Dr. Hennige’s research has centred around the impact of climate change and pollutants on marine organisms and ecosystems, with particular focus on tropical and cold-water coral reefs.

Hennige has spoken at COP 26 and 27 on the impacts of ocean acidification to vulnerable marine ecosystems, highlighting the role of ‘coralporosis’ in future deep-sea coral reef loss (highlighted here). 

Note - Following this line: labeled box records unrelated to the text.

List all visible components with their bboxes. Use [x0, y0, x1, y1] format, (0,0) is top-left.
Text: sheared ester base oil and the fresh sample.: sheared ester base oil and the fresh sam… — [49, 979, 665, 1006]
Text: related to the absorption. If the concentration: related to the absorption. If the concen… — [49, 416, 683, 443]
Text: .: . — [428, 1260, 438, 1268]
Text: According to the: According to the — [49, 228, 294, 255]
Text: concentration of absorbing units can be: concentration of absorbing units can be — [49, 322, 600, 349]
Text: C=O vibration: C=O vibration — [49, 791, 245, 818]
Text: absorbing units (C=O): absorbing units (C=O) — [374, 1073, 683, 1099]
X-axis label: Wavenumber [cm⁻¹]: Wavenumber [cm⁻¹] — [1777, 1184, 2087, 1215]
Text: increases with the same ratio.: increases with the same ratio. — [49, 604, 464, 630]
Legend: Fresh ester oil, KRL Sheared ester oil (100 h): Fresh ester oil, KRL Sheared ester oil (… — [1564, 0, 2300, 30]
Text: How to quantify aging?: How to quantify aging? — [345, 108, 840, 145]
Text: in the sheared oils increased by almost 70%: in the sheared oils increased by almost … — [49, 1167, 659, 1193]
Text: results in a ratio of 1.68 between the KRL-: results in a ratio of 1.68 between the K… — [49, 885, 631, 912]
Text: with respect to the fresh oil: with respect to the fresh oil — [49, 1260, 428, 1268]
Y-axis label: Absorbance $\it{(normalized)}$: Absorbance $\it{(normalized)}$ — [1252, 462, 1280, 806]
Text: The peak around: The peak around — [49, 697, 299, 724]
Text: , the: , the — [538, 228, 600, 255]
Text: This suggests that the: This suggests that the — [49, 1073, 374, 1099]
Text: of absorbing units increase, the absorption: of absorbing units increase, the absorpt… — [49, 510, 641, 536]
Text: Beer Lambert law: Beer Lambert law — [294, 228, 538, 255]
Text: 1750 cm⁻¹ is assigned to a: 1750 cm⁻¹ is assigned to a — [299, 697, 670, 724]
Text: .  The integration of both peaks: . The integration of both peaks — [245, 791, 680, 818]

Hennige has been a contributing author to the Intergovernmental Panel on Climate Change (IPCC) Special Report on the Ocean and Cryosphere in a Changing Climate (SROCC), a contributing author to the 2nd World Ocean Assessment (UNESCO), and lead editor of a United Nations Convention on Biological Diversity (CBD) report on the Impacts of Ocean Acidification on Marine Biodiversity. He is on the Science Advisory Panel for MASTS, and his recent work has led to Nature of Scotland awards in Innovation and Conservation. He is also a member of the Ocean Acidification Research for Sustainability working group (a UN Endorsed Ocean Decade Programme), and is a member of the Pool of Experts of the UN Regular Process for Global Reporting and Assessment of the State of the Marine Environment.

Biography

I studied Marine and Environmental Biology at the University of St. Andrews before taking a PhD at the University of Essex examining acclimation and adaptations of corals across environmental gradients. Following this, I went to the University of Delaware (USA) to research harmful algal bloom photophysiology in a variety of environments, and mechanisms underlying tropical coral bleaching. From the States, I moved to Heriot-Watt University in Edinburgh to conduct the first long-term experiments on cold-water corals in a changing ocean. I was then awarded a NERC Fellowship to examine the impact of climate change to tropical and cold-water corals. In 2016 I moved to the University of Edinburgh, where I co-direct the Marine Systems and Policies MSc. Programme and lead research on investigating the impacts of climate change and pollution to marine ecosystems. My fieldwork throughout my career has included expeditions in the UK and Norway for cold-water corals, to destinations such as Indonesia and the Maldives to study coral bleaching.